There is that saying about the long arm of the law and the places that it reaches. Considering how this latest cyber crime case practically covers three countries both near and far from the US, that might very well be applicable here. Several agencies of the US government made a joint announcement revealing some of the details that concerns two Vietnamese nationals and one Canadian who have been involved in one of the most massive case of email hacking and spam in the history of the US.

Between 2009 and 2012, two of the defendants, namely Viet Quoc Nguyen and Giang Hoang Vu, both Vietnamese citizens, allegedly hacked into at least eight email service providers in the US. This yielded over one billion email addresses taken from those companies' proprietary marketing data. Hacker behavior in the past years would make you presume that they would then post the fruits of their labor on some public channel or sell them to the highest bidder. That, however, wasn't enough for the two.

This part of the story is were Candadian David-Manuel Santos Da Silva comes in. Da Silva owned a retail site called Marketbay and allegedly went into a deal with Nguyen to profit from the stolen emails. For Nguyen's part, he was to spam those emails, using those hacked companies' own distribution platforms, and was given a commission for the sales that would come from those bulk emails. By 2012, Nguyen and Da Silva received $2 million from such sales.

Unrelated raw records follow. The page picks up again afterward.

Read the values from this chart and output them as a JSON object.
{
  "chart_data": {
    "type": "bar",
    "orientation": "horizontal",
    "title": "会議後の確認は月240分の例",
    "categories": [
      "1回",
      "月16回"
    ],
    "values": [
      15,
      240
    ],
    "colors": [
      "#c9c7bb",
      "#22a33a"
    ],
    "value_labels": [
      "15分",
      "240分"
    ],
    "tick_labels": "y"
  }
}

The case sounds almost clear cut, but what the US government emphasizes is its ability to reach beyond borders to bring criminals, especially cyber ones, to justice. There is no safe haven for them. For example, Vu resided in the Netherlands where he was arrested in 2012 and later extradited to the US. Last month, Vu pleaded guilty to the charge of conspiracy to commit computer fraud.

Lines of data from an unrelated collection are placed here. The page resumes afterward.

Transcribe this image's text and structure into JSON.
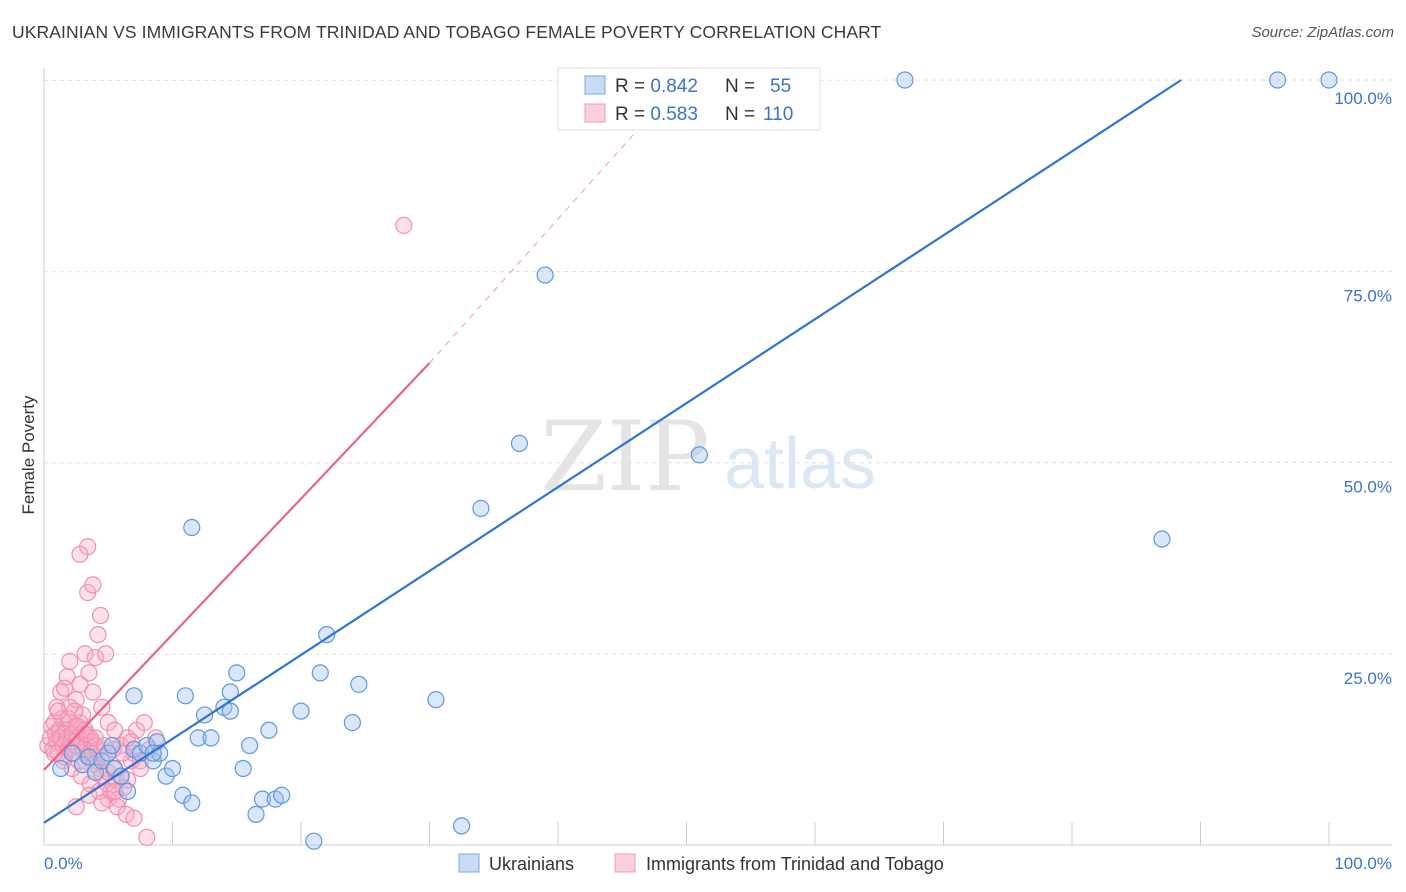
{
  "title": "UKRAINIAN VS IMMIGRANTS FROM TRINIDAD AND TOBAGO FEMALE POVERTY CORRELATION CHART",
  "source": "Source: ZipAtlas.com",
  "watermark": {
    "part1": "ZIP",
    "part2": "atlas"
  },
  "chart_data": {
    "type": "scatter",
    "xlabel": "",
    "ylabel": "Female Poverty",
    "xlim": [
      0,
      100
    ],
    "ylim": [
      0,
      100
    ],
    "x_tick_labels": [
      "0.0%",
      "100.0%"
    ],
    "y_tick_values": [
      25,
      50,
      75,
      100
    ],
    "y_tick_labels": [
      "25.0%",
      "50.0%",
      "75.0%",
      "100.0%"
    ],
    "grid": true,
    "legend_position": "top-center",
    "colors": {
      "blue": "#6fa8e8",
      "blue_line": "#2f74d0",
      "pink": "#f08fb0",
      "pink_line": "#e8628e",
      "tick": "#3a74c9"
    },
    "stats": [
      {
        "r_label": "R = ",
        "r_value": "0.842",
        "n_label": "N = ",
        "n_value": "55"
      },
      {
        "r_label": "R = ",
        "r_value": "0.583",
        "n_label": "N = ",
        "n_value": "110"
      }
    ],
    "series": [
      {
        "name": "Ukrainians",
        "trend": {
          "x0": 0,
          "y0": 2.9,
          "x1": 88.5,
          "y1": 100
        },
        "points": [
          [
            1.3,
            10
          ],
          [
            2.2,
            12
          ],
          [
            3,
            10.5
          ],
          [
            3.5,
            11.5
          ],
          [
            4,
            9.5
          ],
          [
            4.5,
            11
          ],
          [
            5,
            12
          ],
          [
            5.3,
            13
          ],
          [
            5.5,
            10
          ],
          [
            6,
            9
          ],
          [
            6.5,
            7
          ],
          [
            7,
            12.5
          ],
          [
            7.5,
            12
          ],
          [
            8,
            13
          ],
          [
            8.5,
            11
          ],
          [
            8.8,
            13.5
          ],
          [
            9,
            12
          ],
          [
            9.5,
            9
          ],
          [
            10,
            10
          ],
          [
            10.8,
            6.5
          ],
          [
            11.5,
            5.5
          ],
          [
            11,
            19.5
          ],
          [
            12,
            14
          ],
          [
            12.5,
            17
          ],
          [
            13,
            14
          ],
          [
            14,
            18
          ],
          [
            14.5,
            20
          ],
          [
            15,
            22.5
          ],
          [
            15.5,
            10
          ],
          [
            16,
            13
          ],
          [
            7,
            19.5
          ],
          [
            17,
            6
          ],
          [
            18,
            6
          ],
          [
            18.5,
            6.5
          ],
          [
            17.5,
            15
          ],
          [
            20,
            17.5
          ],
          [
            21,
            0.5
          ],
          [
            22,
            27.5
          ],
          [
            21.5,
            22.5
          ],
          [
            24,
            16
          ],
          [
            24.5,
            21
          ],
          [
            14.5,
            17.5
          ],
          [
            16.5,
            4
          ],
          [
            30.5,
            19
          ],
          [
            32.5,
            2.5
          ],
          [
            34,
            44
          ],
          [
            37,
            52.5
          ],
          [
            39,
            74.5
          ],
          [
            51,
            51
          ],
          [
            67,
            100
          ],
          [
            87,
            40
          ],
          [
            96,
            100
          ],
          [
            100,
            100
          ],
          [
            11.5,
            41.5
          ],
          [
            8.5,
            12
          ]
        ]
      },
      {
        "name": "Immigrants from Trinidad and Tobago",
        "trend": {
          "x0": 0,
          "y0": 9.8,
          "x1": 30,
          "y1": 63,
          "x2": 47,
          "y2": 95
        },
        "points": [
          [
            0.3,
            13
          ],
          [
            0.5,
            14
          ],
          [
            0.6,
            15.5
          ],
          [
            0.7,
            12.5
          ],
          [
            0.8,
            16
          ],
          [
            0.9,
            14.5
          ],
          [
            1,
            13.5
          ],
          [
            1.1,
            12
          ],
          [
            1.2,
            15
          ],
          [
            1.3,
            14
          ],
          [
            1.4,
            16.5
          ],
          [
            1.5,
            13
          ],
          [
            1.6,
            11.5
          ],
          [
            1.7,
            15
          ],
          [
            1.8,
            14
          ],
          [
            1.9,
            12.5
          ],
          [
            2,
            16
          ],
          [
            2.1,
            13.5
          ],
          [
            2.2,
            14.5
          ],
          [
            2.3,
            12
          ],
          [
            2.4,
            15.5
          ],
          [
            2.5,
            13
          ],
          [
            2.6,
            14
          ],
          [
            2.7,
            11
          ],
          [
            2.8,
            16
          ],
          [
            2.9,
            13.5
          ],
          [
            3,
            12.5
          ],
          [
            3.1,
            14.5
          ],
          [
            3.2,
            15
          ],
          [
            3.3,
            13
          ],
          [
            3.4,
            11.5
          ],
          [
            3.5,
            12
          ],
          [
            3.6,
            14
          ],
          [
            3.7,
            13.5
          ],
          [
            3.8,
            12
          ],
          [
            3.9,
            10.5
          ],
          [
            4,
            13
          ],
          [
            4.1,
            11
          ],
          [
            4.2,
            12.5
          ],
          [
            4.3,
            10
          ],
          [
            4.5,
            9
          ],
          [
            4.7,
            11.5
          ],
          [
            4.9,
            8
          ],
          [
            5,
            9.5
          ],
          [
            5.2,
            7
          ],
          [
            5.4,
            10
          ],
          [
            5.6,
            8.5
          ],
          [
            5.8,
            6
          ],
          [
            6,
            9
          ],
          [
            6.2,
            7.5
          ],
          [
            1,
            18
          ],
          [
            1.3,
            20
          ],
          [
            1.8,
            22
          ],
          [
            2,
            24
          ],
          [
            2.5,
            19
          ],
          [
            2.8,
            21
          ],
          [
            3,
            17
          ],
          [
            3.2,
            25
          ],
          [
            3.5,
            22.5
          ],
          [
            3.8,
            20
          ],
          [
            4,
            24.5
          ],
          [
            4.2,
            27.5
          ],
          [
            4.5,
            18
          ],
          [
            4.8,
            25
          ],
          [
            5,
            16
          ],
          [
            5.5,
            15
          ],
          [
            6,
            13
          ],
          [
            6.5,
            14
          ],
          [
            7,
            12
          ],
          [
            7.5,
            10
          ],
          [
            7.2,
            15
          ],
          [
            6.8,
            11
          ],
          [
            3.4,
            39
          ],
          [
            3.4,
            33
          ],
          [
            3.8,
            34
          ],
          [
            4.4,
            30
          ],
          [
            2.8,
            38
          ],
          [
            2,
            18
          ],
          [
            1.6,
            20.5
          ],
          [
            2.4,
            17.5
          ],
          [
            0.8,
            12
          ],
          [
            1.5,
            11
          ],
          [
            2.2,
            10
          ],
          [
            2.9,
            9
          ],
          [
            3.6,
            8
          ],
          [
            4.3,
            7
          ],
          [
            5,
            6
          ],
          [
            5.7,
            5
          ],
          [
            6.4,
            4
          ],
          [
            7,
            3.5
          ],
          [
            8,
            1
          ],
          [
            2.5,
            5
          ],
          [
            3.5,
            6.5
          ],
          [
            4.5,
            5.5
          ],
          [
            5.5,
            7
          ],
          [
            6.5,
            8.5
          ],
          [
            7.5,
            11
          ],
          [
            8.2,
            12.5
          ],
          [
            8.7,
            14
          ],
          [
            7.8,
            16
          ],
          [
            28,
            81
          ],
          [
            1.1,
            17.5
          ],
          [
            1.9,
            16.5
          ],
          [
            2.6,
            15.5
          ],
          [
            3.3,
            14.5
          ],
          [
            4,
            14
          ],
          [
            4.7,
            13
          ],
          [
            5.4,
            12.5
          ],
          [
            6.1,
            12
          ],
          [
            6.8,
            13.5
          ]
        ]
      }
    ]
  }
}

Perhaps this is one of those cases where it does pay for the US government to have that long a reach, but it should always tread carefully and try to balance its powers. Just last month, Google made public its opposition to the proposed amendment to Criminal Procedure 41 that would allow any district judge to issue warrants to remotely access computers even outside its jurisdiction or outside the country for that matter. While that power might have been extremely useful in this case, considering how the defendants were located abroad, absolute power might also sour relationships with other governments and become counterproductive. After all, it was the amicable ties with those foreign governments that facilitated the investigation, arrest, and subsequent extradition of the defendants.